Prognostic relevance of TFRC expression in CC

The TNM stage has long been recognized as an independent prognostic factor for CC survival. The T refers to the primary tumor, N refers to regional lymph node involvement, and M refers to distant metastasis. The term “OS event” denotes the duration spanning from treatment commencement to the patient’s demise. The relationship between TFRC expression and clinical parameters was assessed using the Kruskal-Wallis and Wilcoxon signed-rank tests. Elevated levels of TFRC expression were found to be associated with higher T stage, and N stage, as well as occurrence of OS events (Figs. 8A–8C). Table 3 displays the correlation between the clinicopathological characteristics of 306 CC patients and their TFRC protein levels. Patients exhibiting high TFRC expression demonstrated poorer survival outcomes. These findings provide evidence suggesting an association between increased TFRC expression and advanced tumor T stage, thus indicating a crucial role of TFRC in CC prognosis. We developed a clinical prognostic risk score for CC incorporating T stage, N stage, M stage, clinical stage, histological grade, age, and TFRC expression (Fig. 8D). Additionally, a calibration chart was utilized to evaluate the accuracy of the model’s predictions (Fig. 8E). TFRC expression has the potential to offer improved accuracy in predicting patients’ survival probabilities for 3- and 5-year intervals. In general, there was a demonstrated correlation between TFRC expression and the prognosis of patients with CC.

Overall, TFRC expression was shown to correlate with the prognosis of patients with CC. The figures illustrate the associations between TFRC expression and prognosis indicators using data from the TCGA database, including DSS and PFI. Increased TFRC expression correlated with poor outcomes in terms of DSS (HR = 2.10 (1.20–3.66), P = 0.009, Fig. 8F) and PFI (HR = 1.93 (1.19–3.13), P = 0.007, Fig. 8G).

The association between TFRC gene expression and immune cell infiltration

This study investigated and analyzed the relationship between TFRC gene expression and 24 distinct immune cell subtypes in CC. There was a significant positive correlation between TFRC gene expression and infiltration of Th2 cells, Tgd cells, and Tcm cells, while a strong inverse correlation was observed with T cells, pDCs, and cytotoxic cells, among others (Fig. 9A). Subsequent analysis revealed significant variations in TFRC gene expression levels across various infiltrating immune cell types, including neutrophils, NK CD56bright cells, pDCs, T cells, iDCs, DCs, cytotoxic cells, CD8 T cells, B cells, aDCs, Treg cells, and TH1 cells, among others (Figs. 9B–9D). Moreover, this study examined various functional subsets of T cells, including Tregs, exhausted T cells, Th1, Th2, Th9, Th17, Th22, and Tfh cells.

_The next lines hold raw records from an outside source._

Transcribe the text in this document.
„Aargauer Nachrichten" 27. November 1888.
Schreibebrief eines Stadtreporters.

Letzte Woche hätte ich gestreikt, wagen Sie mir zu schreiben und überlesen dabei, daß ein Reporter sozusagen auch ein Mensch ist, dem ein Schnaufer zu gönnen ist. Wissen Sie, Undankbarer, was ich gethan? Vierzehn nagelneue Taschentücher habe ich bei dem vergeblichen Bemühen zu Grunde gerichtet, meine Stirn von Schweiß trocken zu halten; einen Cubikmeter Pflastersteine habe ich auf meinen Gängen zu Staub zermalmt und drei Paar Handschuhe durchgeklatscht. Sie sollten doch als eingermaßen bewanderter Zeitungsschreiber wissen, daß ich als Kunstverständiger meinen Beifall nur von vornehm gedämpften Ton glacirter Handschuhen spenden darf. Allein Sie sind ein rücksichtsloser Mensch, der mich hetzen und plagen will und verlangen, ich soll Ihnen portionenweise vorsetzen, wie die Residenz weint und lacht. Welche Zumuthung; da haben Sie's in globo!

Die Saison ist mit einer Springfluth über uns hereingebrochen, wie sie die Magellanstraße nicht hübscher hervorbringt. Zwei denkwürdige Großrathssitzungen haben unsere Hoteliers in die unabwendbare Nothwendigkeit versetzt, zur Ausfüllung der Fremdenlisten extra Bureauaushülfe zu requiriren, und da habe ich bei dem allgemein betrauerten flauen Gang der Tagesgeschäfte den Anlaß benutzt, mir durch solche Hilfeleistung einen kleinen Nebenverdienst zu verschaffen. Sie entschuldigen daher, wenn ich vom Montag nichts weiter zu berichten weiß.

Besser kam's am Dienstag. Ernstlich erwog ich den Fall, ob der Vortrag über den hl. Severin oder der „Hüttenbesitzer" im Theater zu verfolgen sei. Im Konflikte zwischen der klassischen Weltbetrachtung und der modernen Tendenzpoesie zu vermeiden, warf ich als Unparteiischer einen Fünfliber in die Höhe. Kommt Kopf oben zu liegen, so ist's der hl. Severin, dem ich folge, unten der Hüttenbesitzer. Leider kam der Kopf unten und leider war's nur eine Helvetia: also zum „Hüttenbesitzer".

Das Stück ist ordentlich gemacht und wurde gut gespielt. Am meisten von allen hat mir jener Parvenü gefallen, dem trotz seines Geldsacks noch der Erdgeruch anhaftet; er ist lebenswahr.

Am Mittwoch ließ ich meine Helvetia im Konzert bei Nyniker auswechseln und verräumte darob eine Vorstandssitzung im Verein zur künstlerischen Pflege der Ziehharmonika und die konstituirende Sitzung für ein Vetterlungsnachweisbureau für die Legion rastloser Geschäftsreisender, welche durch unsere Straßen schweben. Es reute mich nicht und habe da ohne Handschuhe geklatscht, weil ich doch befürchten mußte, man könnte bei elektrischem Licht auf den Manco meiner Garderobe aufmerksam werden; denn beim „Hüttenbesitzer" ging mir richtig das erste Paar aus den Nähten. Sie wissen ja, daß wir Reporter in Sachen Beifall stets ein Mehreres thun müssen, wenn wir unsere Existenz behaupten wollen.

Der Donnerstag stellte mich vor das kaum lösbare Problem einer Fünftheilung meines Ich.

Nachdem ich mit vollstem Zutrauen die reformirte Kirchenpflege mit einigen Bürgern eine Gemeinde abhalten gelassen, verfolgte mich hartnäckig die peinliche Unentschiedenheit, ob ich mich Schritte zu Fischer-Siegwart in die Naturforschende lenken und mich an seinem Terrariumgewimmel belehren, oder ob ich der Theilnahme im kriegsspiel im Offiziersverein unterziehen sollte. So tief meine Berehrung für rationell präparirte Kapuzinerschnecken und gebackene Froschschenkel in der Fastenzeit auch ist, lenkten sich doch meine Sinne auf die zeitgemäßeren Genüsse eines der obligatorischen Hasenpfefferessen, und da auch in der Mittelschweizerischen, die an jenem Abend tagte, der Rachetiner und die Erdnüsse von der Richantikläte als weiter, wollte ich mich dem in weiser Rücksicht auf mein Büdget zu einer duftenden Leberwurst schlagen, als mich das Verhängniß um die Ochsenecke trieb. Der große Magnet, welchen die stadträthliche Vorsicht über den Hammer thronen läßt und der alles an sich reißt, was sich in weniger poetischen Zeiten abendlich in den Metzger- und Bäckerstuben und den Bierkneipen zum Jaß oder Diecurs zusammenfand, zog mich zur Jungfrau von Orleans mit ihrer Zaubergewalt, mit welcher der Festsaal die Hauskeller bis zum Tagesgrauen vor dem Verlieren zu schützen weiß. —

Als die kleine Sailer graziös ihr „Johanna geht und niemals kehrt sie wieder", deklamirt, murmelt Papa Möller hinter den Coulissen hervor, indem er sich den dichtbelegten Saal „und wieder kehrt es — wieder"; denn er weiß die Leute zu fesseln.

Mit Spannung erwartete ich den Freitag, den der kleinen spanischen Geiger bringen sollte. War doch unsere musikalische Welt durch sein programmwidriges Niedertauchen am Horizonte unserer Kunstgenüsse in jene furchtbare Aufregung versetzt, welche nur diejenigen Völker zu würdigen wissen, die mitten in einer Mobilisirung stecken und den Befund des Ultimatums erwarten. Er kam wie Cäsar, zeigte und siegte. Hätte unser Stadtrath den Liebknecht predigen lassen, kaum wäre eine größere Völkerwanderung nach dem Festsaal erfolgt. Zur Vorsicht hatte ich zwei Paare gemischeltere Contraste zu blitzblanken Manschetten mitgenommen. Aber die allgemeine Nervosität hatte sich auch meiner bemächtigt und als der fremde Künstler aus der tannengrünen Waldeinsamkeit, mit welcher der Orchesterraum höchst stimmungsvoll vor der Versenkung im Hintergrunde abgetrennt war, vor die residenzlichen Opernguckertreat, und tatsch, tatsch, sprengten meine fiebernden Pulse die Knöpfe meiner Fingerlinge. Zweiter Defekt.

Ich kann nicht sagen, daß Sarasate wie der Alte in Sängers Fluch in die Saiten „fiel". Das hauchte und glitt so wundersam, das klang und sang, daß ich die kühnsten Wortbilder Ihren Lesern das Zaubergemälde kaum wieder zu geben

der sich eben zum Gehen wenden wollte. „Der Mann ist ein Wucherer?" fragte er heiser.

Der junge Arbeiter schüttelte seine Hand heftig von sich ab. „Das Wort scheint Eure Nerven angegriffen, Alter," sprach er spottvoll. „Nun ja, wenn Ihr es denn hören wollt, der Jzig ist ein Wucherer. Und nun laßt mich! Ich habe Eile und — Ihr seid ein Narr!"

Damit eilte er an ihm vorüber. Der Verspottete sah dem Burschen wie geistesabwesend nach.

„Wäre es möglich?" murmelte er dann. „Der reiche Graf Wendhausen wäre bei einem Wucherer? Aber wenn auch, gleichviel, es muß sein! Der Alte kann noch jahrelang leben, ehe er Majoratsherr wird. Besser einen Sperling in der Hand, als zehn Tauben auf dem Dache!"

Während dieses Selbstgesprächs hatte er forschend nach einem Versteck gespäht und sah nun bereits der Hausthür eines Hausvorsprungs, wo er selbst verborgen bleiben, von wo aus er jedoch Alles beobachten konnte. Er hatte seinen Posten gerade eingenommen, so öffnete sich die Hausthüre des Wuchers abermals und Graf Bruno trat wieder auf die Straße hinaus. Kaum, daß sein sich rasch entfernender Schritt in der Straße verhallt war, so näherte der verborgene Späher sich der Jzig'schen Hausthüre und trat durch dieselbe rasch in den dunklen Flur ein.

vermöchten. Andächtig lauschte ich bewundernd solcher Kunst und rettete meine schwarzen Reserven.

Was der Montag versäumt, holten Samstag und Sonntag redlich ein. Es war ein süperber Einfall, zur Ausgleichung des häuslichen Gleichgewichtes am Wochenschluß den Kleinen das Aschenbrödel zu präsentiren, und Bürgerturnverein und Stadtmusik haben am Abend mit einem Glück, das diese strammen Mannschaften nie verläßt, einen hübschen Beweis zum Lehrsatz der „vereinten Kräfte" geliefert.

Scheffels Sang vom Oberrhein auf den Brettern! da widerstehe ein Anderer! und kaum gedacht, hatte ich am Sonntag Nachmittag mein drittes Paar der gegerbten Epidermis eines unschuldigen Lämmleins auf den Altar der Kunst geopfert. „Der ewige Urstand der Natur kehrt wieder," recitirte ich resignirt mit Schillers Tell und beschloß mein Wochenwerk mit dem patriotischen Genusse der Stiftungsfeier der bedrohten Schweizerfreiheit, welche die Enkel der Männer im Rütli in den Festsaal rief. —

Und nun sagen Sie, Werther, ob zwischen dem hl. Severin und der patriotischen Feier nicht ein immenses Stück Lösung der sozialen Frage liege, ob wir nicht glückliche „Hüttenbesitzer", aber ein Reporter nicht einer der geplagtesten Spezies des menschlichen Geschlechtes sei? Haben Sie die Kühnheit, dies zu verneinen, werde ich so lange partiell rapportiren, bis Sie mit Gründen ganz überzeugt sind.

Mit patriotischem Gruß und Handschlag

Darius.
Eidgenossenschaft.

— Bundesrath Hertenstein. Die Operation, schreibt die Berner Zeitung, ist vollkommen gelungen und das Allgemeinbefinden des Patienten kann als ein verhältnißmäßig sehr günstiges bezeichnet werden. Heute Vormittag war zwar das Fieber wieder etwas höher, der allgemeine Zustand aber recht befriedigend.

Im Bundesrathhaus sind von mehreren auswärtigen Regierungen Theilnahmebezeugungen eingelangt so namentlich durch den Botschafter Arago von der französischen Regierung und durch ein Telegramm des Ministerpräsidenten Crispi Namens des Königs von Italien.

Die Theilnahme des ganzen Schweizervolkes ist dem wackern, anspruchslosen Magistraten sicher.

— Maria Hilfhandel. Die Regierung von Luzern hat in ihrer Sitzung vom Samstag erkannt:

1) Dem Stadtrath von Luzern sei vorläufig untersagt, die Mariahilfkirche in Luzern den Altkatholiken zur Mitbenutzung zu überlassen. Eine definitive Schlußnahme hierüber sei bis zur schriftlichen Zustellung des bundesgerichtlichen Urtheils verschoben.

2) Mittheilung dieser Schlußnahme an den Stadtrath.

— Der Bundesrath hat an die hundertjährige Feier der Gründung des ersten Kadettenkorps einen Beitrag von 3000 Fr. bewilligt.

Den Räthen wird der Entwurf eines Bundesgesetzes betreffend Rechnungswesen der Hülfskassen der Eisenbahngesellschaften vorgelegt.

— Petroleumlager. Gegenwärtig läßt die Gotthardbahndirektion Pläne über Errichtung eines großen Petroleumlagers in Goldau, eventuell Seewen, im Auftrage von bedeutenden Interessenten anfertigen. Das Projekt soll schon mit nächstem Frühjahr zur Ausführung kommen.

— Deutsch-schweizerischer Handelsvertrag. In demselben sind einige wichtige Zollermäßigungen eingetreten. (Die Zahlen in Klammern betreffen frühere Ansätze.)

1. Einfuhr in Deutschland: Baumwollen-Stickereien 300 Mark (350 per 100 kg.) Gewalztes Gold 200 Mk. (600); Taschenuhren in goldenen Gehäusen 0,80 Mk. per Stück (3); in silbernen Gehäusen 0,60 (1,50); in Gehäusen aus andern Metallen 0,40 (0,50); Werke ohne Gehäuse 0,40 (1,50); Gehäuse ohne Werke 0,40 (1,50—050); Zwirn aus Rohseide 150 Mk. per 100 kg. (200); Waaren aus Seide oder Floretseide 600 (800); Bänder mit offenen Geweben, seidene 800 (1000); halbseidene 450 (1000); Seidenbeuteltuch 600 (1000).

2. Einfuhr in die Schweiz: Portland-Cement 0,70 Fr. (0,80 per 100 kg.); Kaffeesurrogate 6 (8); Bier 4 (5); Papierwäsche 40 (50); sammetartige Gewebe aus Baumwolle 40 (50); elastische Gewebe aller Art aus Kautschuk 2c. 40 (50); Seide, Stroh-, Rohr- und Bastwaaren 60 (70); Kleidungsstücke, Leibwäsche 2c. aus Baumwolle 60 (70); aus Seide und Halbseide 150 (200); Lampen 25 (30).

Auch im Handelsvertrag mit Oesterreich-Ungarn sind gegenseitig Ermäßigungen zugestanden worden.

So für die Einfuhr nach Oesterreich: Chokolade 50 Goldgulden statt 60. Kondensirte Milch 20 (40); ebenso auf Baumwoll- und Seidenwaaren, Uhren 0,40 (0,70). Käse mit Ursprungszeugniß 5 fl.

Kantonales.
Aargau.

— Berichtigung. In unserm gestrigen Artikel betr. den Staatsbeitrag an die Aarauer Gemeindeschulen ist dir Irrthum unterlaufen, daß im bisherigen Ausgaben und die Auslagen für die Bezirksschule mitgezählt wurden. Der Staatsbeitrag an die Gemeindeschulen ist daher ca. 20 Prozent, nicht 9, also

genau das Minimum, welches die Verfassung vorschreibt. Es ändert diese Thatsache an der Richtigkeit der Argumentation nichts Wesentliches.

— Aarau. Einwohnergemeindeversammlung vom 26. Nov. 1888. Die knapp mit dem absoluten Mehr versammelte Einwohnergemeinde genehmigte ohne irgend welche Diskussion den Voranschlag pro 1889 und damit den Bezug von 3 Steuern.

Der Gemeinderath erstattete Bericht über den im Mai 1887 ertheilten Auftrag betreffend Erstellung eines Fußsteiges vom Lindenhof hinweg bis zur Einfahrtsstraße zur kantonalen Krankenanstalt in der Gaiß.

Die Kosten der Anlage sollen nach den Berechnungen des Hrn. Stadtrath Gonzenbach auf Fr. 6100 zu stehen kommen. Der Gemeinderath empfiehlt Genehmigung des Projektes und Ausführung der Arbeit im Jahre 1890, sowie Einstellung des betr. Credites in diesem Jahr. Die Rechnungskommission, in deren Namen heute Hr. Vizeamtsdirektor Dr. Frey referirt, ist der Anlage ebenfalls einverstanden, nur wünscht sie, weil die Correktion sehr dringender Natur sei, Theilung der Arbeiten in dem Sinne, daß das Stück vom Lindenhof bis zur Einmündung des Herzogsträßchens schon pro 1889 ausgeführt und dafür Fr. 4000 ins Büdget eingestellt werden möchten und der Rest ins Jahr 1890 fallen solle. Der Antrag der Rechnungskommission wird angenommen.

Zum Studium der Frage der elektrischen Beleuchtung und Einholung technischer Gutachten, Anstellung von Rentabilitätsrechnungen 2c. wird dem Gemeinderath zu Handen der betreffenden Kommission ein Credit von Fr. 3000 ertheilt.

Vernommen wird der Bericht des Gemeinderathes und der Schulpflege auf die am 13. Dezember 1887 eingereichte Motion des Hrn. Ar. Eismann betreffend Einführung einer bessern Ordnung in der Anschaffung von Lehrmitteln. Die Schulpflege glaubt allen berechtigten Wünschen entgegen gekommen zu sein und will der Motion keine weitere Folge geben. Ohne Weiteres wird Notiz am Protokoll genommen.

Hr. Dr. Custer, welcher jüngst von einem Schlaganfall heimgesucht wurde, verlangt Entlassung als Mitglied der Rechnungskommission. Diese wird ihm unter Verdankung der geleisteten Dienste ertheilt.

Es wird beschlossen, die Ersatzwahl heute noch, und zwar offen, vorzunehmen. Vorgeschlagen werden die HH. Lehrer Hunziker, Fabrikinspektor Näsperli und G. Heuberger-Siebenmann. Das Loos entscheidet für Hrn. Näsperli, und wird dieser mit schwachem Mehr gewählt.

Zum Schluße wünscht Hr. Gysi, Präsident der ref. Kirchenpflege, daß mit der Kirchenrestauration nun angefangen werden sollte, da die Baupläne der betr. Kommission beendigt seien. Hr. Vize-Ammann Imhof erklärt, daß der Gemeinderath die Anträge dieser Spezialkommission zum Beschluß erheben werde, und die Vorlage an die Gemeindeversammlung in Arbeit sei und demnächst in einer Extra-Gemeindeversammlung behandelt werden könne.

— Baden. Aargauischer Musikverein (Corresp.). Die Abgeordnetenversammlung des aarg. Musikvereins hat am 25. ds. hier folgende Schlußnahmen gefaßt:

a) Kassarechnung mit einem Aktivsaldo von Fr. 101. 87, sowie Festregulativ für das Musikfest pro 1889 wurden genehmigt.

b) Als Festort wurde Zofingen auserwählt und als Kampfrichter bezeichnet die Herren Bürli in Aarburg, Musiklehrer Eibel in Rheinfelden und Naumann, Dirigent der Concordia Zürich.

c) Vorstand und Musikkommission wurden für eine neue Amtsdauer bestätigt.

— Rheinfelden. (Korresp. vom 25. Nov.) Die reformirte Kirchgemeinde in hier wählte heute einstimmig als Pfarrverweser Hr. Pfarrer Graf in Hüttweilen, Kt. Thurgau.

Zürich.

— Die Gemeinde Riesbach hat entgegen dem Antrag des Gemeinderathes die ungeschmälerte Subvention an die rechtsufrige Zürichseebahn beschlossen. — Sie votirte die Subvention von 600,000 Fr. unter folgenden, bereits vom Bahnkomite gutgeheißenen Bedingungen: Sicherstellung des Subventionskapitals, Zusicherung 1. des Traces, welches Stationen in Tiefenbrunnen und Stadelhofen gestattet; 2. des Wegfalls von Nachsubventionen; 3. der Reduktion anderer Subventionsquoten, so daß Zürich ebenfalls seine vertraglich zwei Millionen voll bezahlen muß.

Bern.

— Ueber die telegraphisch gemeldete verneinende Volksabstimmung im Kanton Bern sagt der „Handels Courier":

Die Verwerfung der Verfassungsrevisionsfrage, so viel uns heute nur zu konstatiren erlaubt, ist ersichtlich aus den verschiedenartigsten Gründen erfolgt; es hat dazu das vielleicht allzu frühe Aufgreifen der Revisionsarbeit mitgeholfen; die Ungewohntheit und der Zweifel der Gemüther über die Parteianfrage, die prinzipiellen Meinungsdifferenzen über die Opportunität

Experimental verification of the expression of TFRC

The transferrin receptor TFRC serves as a crucial component of the channel responsible for facilitating the uptake of iron ions into cells. It plays a pivotal role in regulating cellular iron metabolism and maintaining iron balance. To investigate the variations in the mRNA and protein expression of TFRC between paracancerous tissue and CC tissues, we examined the expression levels of TFRC in tissues by using qRT-PCR and IHC (Figs. 10A–10C). All procedures for cDNA synthesis, and qPCR were designed to follow the MIQE guidelines. The findings indicate that TFRC showed significantly higher expression levels in CC tissues compared to the adjacent paracancerous tissues.

Prognostic significance of TFRC in CC

Patient follow-up commenced from the resection date and extended until October 2023, with survival or death serving as the definitive endpoint for overall survival assessment. The prognostic significance of TFRC was assessed using Kaplan-Meier (KM) survival analysis. Patients with CC who displayed low TFRC expression levels exhibited a significant survival benefit in comparison to those with high TFRC expression levels (Fig. 10D). This implies that TFRC holds promise as a prognostic biomarker in CC and could potentially be targeted for therapeutic interventions in CC treatment.